Just at the beginning of March Madness, the biggest news came out of the Big Ten. No, there were no upsets. No, it’s not Wisconsin’s narrow win over Penn State. Our big news comes out of East Lansing at Michigan State.
Michigan State announces basketball team will now be called "MSU Spartans Presented by Rocket Mortgage"
— Yahoo Sports (@YahooSports) March 11, 2021
(No, we're not kidding)
➡️ https://t.co/1XnNYbX20o pic.twitter.com/htrbn5a8h5
Yes, the notoriously impoverished NCAA is in need of more money. Well, Michigan State has the answer: welcome the MSU Spartans presented by Rocket Mortgage!
The Details
With a five year sponsorship deal in place, MSU Presented by Rocket Mortgage will be around for a while. While the monetary details are not made public yet, MSU is looking for a $5 million endowment for their men’s basketball coach. I’d guess the deal is at least double that, if not more. However, this isn’t about Michigan State or Rocket Mortgage. I want to see more teams do this!
The Oregon Ducks Presented by Nike
Nike and Oregon go hand in hand. Phil Knight, the founder and former CEO, is an Oregon Alum. The company is headquartered in Seattle, and makes some fire uniforms for the program. The only potential issue is what it could mean for other Nike schools, and how they would feel. However, this is not a huge deal, as everyone already knows how close the two are.
The Michigan State Wolverines Presented by Kid Rock
Kid Rock is known for three things: mediocre music, far-right political views, and Detroit, Michigan! Outside of Eminem, there isn’t a single person more ubiquitous with the state of Michigan. While he appears to be Spartans fan, Kid Rock wouldn’t miss out on the opportunity to sponsor a great Michigan institution.

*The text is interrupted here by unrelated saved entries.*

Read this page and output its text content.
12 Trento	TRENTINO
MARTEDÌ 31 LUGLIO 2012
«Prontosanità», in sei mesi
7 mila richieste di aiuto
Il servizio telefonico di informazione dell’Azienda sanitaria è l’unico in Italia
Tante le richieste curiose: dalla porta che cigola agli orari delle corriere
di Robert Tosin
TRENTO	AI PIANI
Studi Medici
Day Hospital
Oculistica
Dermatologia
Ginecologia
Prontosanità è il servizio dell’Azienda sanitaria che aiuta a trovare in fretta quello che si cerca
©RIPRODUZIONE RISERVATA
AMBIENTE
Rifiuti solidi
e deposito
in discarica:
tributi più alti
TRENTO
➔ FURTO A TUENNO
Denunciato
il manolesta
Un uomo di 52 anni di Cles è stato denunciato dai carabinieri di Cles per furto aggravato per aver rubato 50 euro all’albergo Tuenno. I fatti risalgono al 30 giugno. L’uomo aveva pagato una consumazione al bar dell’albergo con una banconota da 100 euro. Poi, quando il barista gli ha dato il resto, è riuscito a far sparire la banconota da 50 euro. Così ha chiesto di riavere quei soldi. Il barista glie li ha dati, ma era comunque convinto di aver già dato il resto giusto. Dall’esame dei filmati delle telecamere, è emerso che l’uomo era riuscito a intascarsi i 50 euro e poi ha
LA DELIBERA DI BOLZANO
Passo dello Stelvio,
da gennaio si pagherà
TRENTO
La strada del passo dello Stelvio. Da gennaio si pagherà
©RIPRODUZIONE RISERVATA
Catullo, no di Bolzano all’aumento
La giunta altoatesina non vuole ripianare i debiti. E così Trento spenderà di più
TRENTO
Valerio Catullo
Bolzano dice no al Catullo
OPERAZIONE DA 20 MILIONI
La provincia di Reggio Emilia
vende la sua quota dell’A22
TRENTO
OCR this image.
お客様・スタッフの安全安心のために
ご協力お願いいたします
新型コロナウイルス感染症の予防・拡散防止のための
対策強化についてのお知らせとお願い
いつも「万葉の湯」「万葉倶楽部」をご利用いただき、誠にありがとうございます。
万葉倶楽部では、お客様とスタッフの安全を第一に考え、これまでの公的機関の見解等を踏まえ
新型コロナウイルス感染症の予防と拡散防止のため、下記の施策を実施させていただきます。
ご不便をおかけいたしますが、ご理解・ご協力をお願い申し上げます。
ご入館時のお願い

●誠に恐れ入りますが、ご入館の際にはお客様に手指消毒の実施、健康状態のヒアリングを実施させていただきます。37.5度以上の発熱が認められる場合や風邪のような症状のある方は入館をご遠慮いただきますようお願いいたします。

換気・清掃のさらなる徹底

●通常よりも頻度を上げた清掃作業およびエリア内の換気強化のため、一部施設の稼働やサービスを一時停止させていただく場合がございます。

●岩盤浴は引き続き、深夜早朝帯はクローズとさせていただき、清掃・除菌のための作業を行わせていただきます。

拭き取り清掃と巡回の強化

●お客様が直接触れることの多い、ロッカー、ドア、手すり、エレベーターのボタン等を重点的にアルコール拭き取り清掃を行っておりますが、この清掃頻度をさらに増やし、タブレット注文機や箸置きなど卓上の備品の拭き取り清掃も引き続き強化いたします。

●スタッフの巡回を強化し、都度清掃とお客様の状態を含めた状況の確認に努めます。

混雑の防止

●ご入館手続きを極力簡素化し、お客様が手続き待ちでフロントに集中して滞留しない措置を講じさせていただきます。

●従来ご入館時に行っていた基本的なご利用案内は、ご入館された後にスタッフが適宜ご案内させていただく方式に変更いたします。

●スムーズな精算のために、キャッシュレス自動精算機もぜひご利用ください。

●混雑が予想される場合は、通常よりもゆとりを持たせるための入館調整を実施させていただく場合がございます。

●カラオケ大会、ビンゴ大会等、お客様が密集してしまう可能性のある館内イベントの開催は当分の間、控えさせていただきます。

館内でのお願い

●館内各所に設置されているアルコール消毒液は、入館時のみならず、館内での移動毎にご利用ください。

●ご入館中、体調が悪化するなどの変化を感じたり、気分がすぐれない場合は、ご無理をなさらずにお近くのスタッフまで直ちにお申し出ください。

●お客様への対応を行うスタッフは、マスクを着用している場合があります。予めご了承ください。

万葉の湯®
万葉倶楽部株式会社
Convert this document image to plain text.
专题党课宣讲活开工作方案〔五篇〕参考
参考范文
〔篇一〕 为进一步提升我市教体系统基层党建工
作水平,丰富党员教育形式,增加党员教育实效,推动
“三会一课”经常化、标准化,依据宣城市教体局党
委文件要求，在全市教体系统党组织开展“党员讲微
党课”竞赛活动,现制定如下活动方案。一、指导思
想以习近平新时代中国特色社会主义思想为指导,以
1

The Tennessee Volunteers Presented by Nick Saban
C’mon, Saint Nick already owns the Vols, never losing to them while at Alabama with the average margin of victory being 25.7 points. While “MSU Presented by Rocket Mortgage” doesn’t imply ownership, Tennessee only exists because Nick Saban allows them to. And I don’t even just mean the Vols. I mean the state as a whole. I really don’t like Tennessee…
The University of Miami Presented by Cocaine
Ever wonder what @CanesFootball would look like in Miami vice colors?
— Tommy Covelli (@tommycovelli) August 22, 2019
(p.s. before all the oldies get mad at me, one night game per year in these would be ?) pic.twitter.com/63r9e0wX39
This sponsor is the biggest no brainer on the entire list. Let’s be honest, the Miami Hurricanes haven’t been “The U” in almost 20 years. They’ve lost their swagger in recent years, and the only way to bring that back? Bring back thoughts of Miami in the 80’s, and some Jimmy Johnson era nostalgia.
The Penn State Nittany Lions Presented by Datline
The UGA Bulldogs Presented by @notkdk3
Rent free.
The Texas Longhorns Presented by the University of Texas*
This would be the most Texas move ever. Texas is so high and mighty on their own narrative, they ignore the fact that the Longhorns are an average football team. So, in light of this, let me explain a few things. Y’all weren’t winning if Colt didn’t get hurt, y’all aren’t that great anymore, and y’all certainly aren’t back.
*Could also be the Notre Dame Fighting Irish presented by the University of Notre Dame.
The Toledo Rockets Presented by Belly Up Sports
We’re an Ohio Based company, but I think Ohio State is a little out of reach currently. You say I’m being pessimistic, I say I’m just being honest about who we are. However, Toledo is right in our wheelhouse, and it was Nick Saban’s first head coaching job. Sign me the hell up.
A lot of people have been saying the University of Tennessee Volunteers presented by McDonald’s, so I will not be doing that.